The term "psychopath" is not defined in the Diagnostic and Statistical Manual of Mental Disorders (DSM). Gillespie says describing someone as a psychopath "is really just a shorthand way of saying a person that completely lacks empathy." He uses as examples of "the possible behaviour of psychopaths", the behaviour of figures as diverse as Mother Teresa, Caligula, Donald Trump, Lance Armstrong, Winston Churchill and Jesus while saying the tests used are not scientific.

== Discussion of Free Schools ==

Free Schools is a book about the Australian Education system. In the book Gillespie looks at how Australia came to have the current school system and then provides a guide to finding the best school. The key finding of the book is that "there is no correlation between how much you pay and the quality of education".

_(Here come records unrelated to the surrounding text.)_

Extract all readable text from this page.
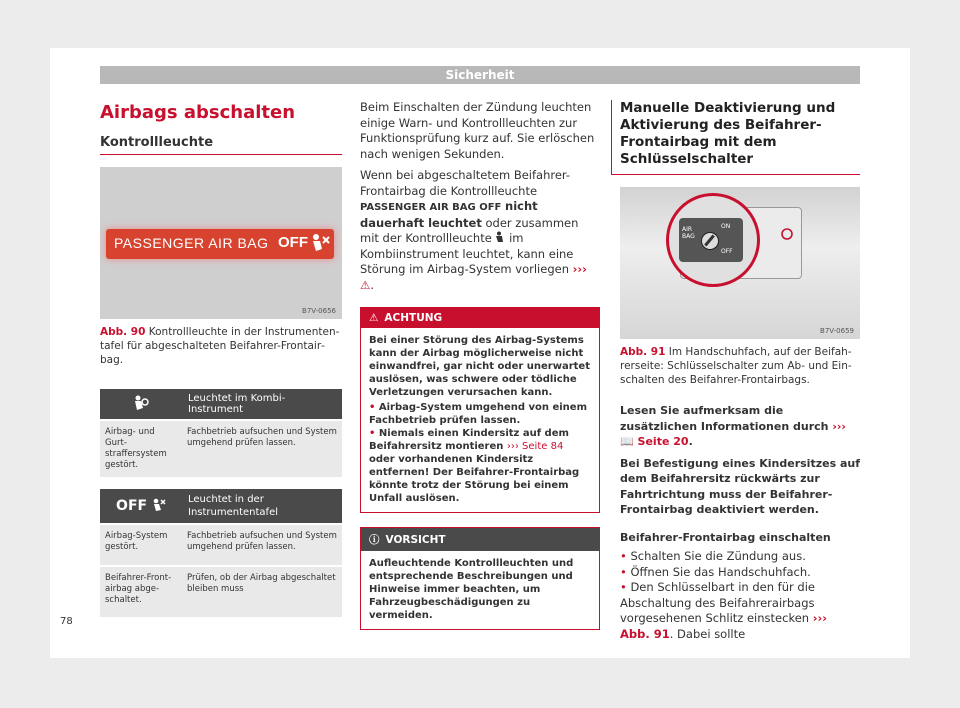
Sicherheit
Airbags abschalten
Kontrollleuchte
PASSENGER AIR BAG OFF
B7V-0656
Abb. 90 Kontrollleuchte in der Instrumententafel für abgeschalteten Beifahrer-Frontairbag.
	Leuchtet im Kombi-Instrument
Airbag- und Gurtstraffersystem gestört.	Fachbetrieb aufsuchen und System umgehend prüfen lassen.
OFF	Leuchtet in der Instrumententafel
Airbag-System gestört.	Fachbetrieb aufsuchen und System umgehend prüfen lassen.
Beifahrer-Frontairbag abgeschaltet.	Prüfen, ob der Airbag abgeschaltet bleiben muss
78

Beim Einschalten der Zündung leuchten einige Warn- und Kontrollleuchten zur Funktionsprüfung kurz auf. Sie erlöschen nach wenigen Sekunden.

Wenn bei abgeschaltetem Beifahrer-Frontairbag die Kontrollleuchte PASSENGER AIR BAG OFF nicht dauerhaft leuchtet oder zusammen mit der Kontrollleuchte im Kombiinstrument leuchtet, kann eine Störung im Airbag-System vorliegen ››› ⚠.

⚠ ACHTUNG
Bei einer Störung des Airbag-Systems kann der Airbag möglicherweise nicht einwandfrei, gar nicht oder unerwartet auslösen, was schwere oder tödliche Verletzungen verursachen kann.
• Airbag-System umgehend von einem Fachbetrieb prüfen lassen.
• Niemals einen Kindersitz auf dem Beifahrersitz montieren ››› Seite 84 oder vorhandenen Kindersitz entfernen! Der Beifahrer-Frontairbag könnte trotz der Störung bei einem Unfall auslösen.
ⓘ VORSICHT
Aufleuchtende Kontrollleuchten und entsprechende Beschreibungen und Hinweise immer beachten, um Fahrzeugbeschädigungen zu vermeiden.
Manuelle Deaktivierung und Aktivierung des Beifahrer-Frontairbag mit dem Schlüsselschalter
AIR
BAG
ON
OFF
B7V-0659
Abb. 91 Im Handschuhfach, auf der Beifahrerseite: Schlüsselschalter zum Ab- und Einschalten des Beifahrer-Frontairbags.

Lesen Sie aufmerksam die zusätzlichen Informationen durch ››› 📖 Seite 20.

Bei Befestigung eines Kindersitzes auf dem Beifahrersitz rückwärts zur Fahrtrichtung muss der Beifahrer-Frontairbag deaktiviert werden.

Beifahrer-Frontairbag einschalten

• Schalten Sie die Zündung aus.

• Öffnen Sie das Handschuhfach.

• Den Schlüsselbart in den für die Abschaltung des Beifahrerairbags vorgesehenen Schlitz einstecken ››› Abb. 91. Dabei sollte
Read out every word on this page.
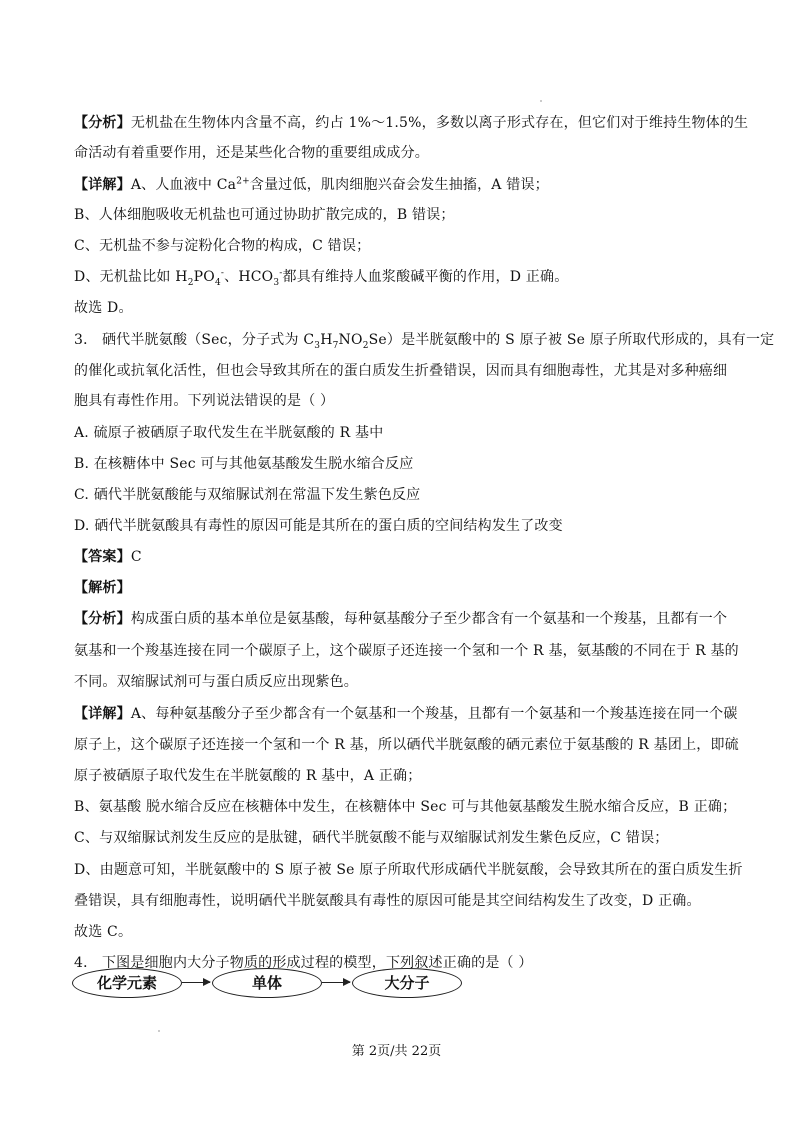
【分析】无机盐在生物体内含量不高，约占 1%～1.5%，多数以离子形式存在，但它们对于维持生物体的生
命活动有着重要作用，还是某些化合物的重要组成成分。
【详解】A、人血液中 $Ca^{2+}$含量过低，肌肉细胞兴奋会发生抽搐，A 错误；
B、人体细胞吸收无机盐也可通过协助扩散完成的，B 错误；
C、无机盐不参与淀粉化合物的构成，C 错误；
D、无机盐比如 $H_2PO_4^-$、$HCO_3^-$都具有维持人血浆酸碱平衡的作用，D 正确。
故选 D。
3． 硒代半胱氨酸（Sec，分子式为 $C_3H_7NO_2Se$）是半胱氨酸中的 S 原子被 Se 原子所取代形成的，具有一定
的催化或抗氧化活性，但也会导致其所在的蛋白质发生折叠错误，因而具有细胞毒性，尤其是对多种癌细
胞具有毒性作用。下列说法错误的是（ ）
A. 硫原子被硒原子取代发生在半胱氨酸的 R 基中
B. 在核糖体中 Sec 可与其他氨基酸发生脱水缩合反应
C. 硒代半胱氨酸能与双缩脲试剂在常温下发生紫色反应
D. 硒代半胱氨酸具有毒性的原因可能是其所在的蛋白质的空间结构发生了改变
【答案】C
【解析】
【分析】构成蛋白质的基本单位是氨基酸，每种氨基酸分子至少都含有一个氨基和一个羧基，且都有一个
氨基和一个羧基连接在同一个碳原子上，这个碳原子还连接一个氢和一个 R 基，氨基酸的不同在于 R 基的
不同。双缩脲试剂可与蛋白质反应出现紫色。
【详解】A、每种氨基酸分子至少都含有一个氨基和一个羧基，且都有一个氨基和一个羧基连接在同一个碳
原子上，这个碳原子还连接一个氢和一个 R 基，所以硒代半胱氨酸的硒元素位于氨基酸的 R 基团上，即硫
原子被硒原子取代发生在半胱氨酸的 R 基中，A 正确；
B、氨基酸 脱水缩合反应在核糖体中发生，在核糖体中 Sec 可与其他氨基酸发生脱水缩合反应，B 正确；
C、与双缩脲试剂发生反应的是肽键，硒代半胱氨酸不能与双缩脲试剂发生紫色反应，C 错误；
D、由题意可知，半胱氨酸中的 S 原子被 Se 原子所取代形成硒代半胱氨酸，会导致其所在的蛋白质发生折
叠错误，具有细胞毒性，说明硒代半胱氨酸具有毒性的原因可能是其空间结构发生了改变，D 正确。
故选 C。
4． 下图是细胞内大分子物质的形成过程的模型，下列叙述正确的是（ ）
化学元素	单体	大分子
第 2页/共 22页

Gillespie argues that there are two critical factors in identifying the best school; the quality of the teachers and the quality of the leadership team and that these can be found in any part of the Australian school system. In the book Gillespie states that he has 6 children and if he sent them to the private school he attended or the equivalent girls' school he would have to have paid over $AUS1.3 million in fees. While the book has received criticism from Teachers Unions, who he says have taken incentives away from teachers, and by the independent school system, no one has disputed that the quality of teachers count.

== Personal life ==
Gillespie is married with six children, the two youngest of whom are twins.